Be Sure To Finish Strong On The Journey Of Following Jesus
We know that large crowds were coming to Jesus. The movement he started with a dozen men was swelling with converts.
How pleased the disciples must have been. They had risked all to be with Jesus when there were few who had heard of him. Now their investment must have seemed like a gold mine. They had gotten in on this kingdom business at the ground floor. The kingdom movement was a mustard seed then. It was a full grown tree now.
How confident and successful they appeared, surrounded by popular appeal and growing numbers.
It seemed that the sky was the limit now until Jesus opened his mouth and said, "If anyone comes to me and does not hate his father and mother, his wife and children, his brothers and sisters, and even his own life, he cannot be my disciple." Have you ever seen that saying of Jesus on the kitchen wall?
Well, as you might imagine, that statement let the air out their balloon.
What a career-ending sound bite that would make on the evening news. "Hate your parents, family, siblings!" Jesus, surely we misunderstood you. You are the one who taught us to love even our enemies, much less our own family.
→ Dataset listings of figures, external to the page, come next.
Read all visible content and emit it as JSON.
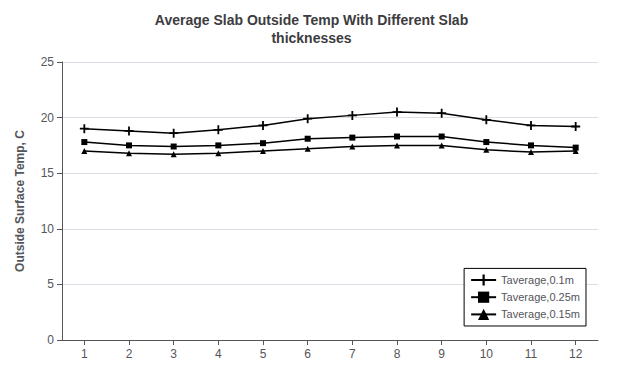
{
  "chart_data": {
    "type": "line",
    "title": "Average Slab Outside Temp With Different Slab\nthicknesses",
    "ylabel": "Outside Surface Temp, C",
    "x": [
      1,
      2,
      3,
      4,
      5,
      6,
      7,
      8,
      9,
      10,
      11,
      12
    ],
    "series": [
      {
        "name": "Taverage,0.1m",
        "color": "#000000",
        "marker": "plus",
        "values": [
          19.0,
          18.8,
          18.6,
          18.9,
          19.3,
          19.9,
          20.2,
          20.5,
          20.4,
          19.8,
          19.3,
          19.2
        ]
      },
      {
        "name": "Taverage,0.25m",
        "color": "#000000",
        "marker": "square",
        "values": [
          17.8,
          17.5,
          17.4,
          17.5,
          17.7,
          18.1,
          18.2,
          18.3,
          18.3,
          17.8,
          17.5,
          17.3
        ]
      },
      {
        "name": "Taverage,0.15m",
        "color": "#000000",
        "marker": "triangle",
        "values": [
          17.0,
          16.8,
          16.7,
          16.8,
          17.0,
          17.2,
          17.4,
          17.5,
          17.5,
          17.1,
          16.9,
          17.0
        ]
      }
    ],
    "xlim": [
      0.5,
      12.5
    ],
    "xticks": [
      1,
      2,
      3,
      4,
      5,
      6,
      7,
      8,
      9,
      10,
      11,
      12
    ],
    "ylim": [
      0,
      25
    ],
    "yticks": [
      0,
      5,
      10,
      15,
      20,
      25
    ],
    "grid": true,
    "legend": "lower right"
  }
}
You are the one who held and blessed all children as images of the kingdom of God. Why are you the making the conditions of discipleship so hard? Why make us choose between you and our families? Couldn't Christianity be more successful and popular if you eased up on us all? Are you sure you know what you are doing, Jesus?
There were the questions, spoken and unspoken, by the disciples that day.
Jesus, of course, knew what he was doing. But he wanted to make sure those following him knew what they were doing, too. What do we make of this hard saying of Jesus? Just this: He wanted disciples to finish strong in the journey of following him. How do we finish strong?
You finish strong if you begin honestly. Today, leaders and politicians have staff members who measure every word, examine it for political correctness, and spin the truth to the purposes of their employer.
The fatal flaw to be avoided is the embarrassment of offending anyone. Jesus had no such desire to "spin" the truth.
He did not want to offend. But he did intend to shock his hearers into a higher of commitment.
Jewish teachers of the first century often used overstatement and exaggeration with their disciples.
Jesus wants to alert would-be followers that the hill is steep in places that they will be asked to climb.
He would be doing them no favor to soft-sell the pressing need of absolute commitment to the kingdom of God.
If someone begins the journey under the illusion of ease, that one is headed for certain disappointment. Disillusion is always the child of illusion.
Jesus knew that the crowd surrounding him was not ready for the journey that awaited them as his followers. It is relatively easy to confess loyalty to Christ when one is surrounded by a multitude that does the same.
It is quite another matter when one stands alone, much less when one must stand in the face of a multitude who are antagonistic with the cause of Christ.
Christ came to call men and women to bear a cross. Jesus knows if he does not prepare his followers for the harsh times that may come upon them, they will wilt under the pressure and quit too soon. There is no shame to fall in an attempt of a great task. The theologian Dietrich Bonhoeffer said, "When Christ calls a person, he calls him to come and die."
The saying about hating family is shocking, but not as shocking as it sounds to our ears.
In the first century, "To hate," is such a comparative statement meaning "to love less than." Another statement of Jesus along these lines, "If you love your family more than me, you cannot be my disciple."
Is Jesus advocating a renunciation of all family loyalties? No. In a way, this hard statement is the supreme compliment to family ties. Jesus selected the family because it is the most honored of values.
But even this highest and noblest of relationships must pale in comparison to the love and loyalty to God.
Will there be frequent conflict between these loyalties? Probably not; especially given the witness of the rest of scripture on the value of family.
But if a decision had to be made between God and family, or someone is going to be the first love of your life, Jesus is bold to say, "Choose God."
Something, or someone, is going to be the first love of your life. If we were followers of Jesus, as he followed God, he must be first loved more than our money, more than our ambitions, more than our sense of survival, more than our family.
How many of us never excelled in an endeavor because we could not come to the point of commitment? How crucial such devotion is to the journey of faith.
Jesus was a finisher. At his death he cried, "It is finished." He did not quit. And he calls us to follow in his steps. It is not always an easy climb, but it is the only peak worth giving your life.
It is not always a popular journey, but you will never be totally alone either. Christ will be there. His presence will enable you to finish strong.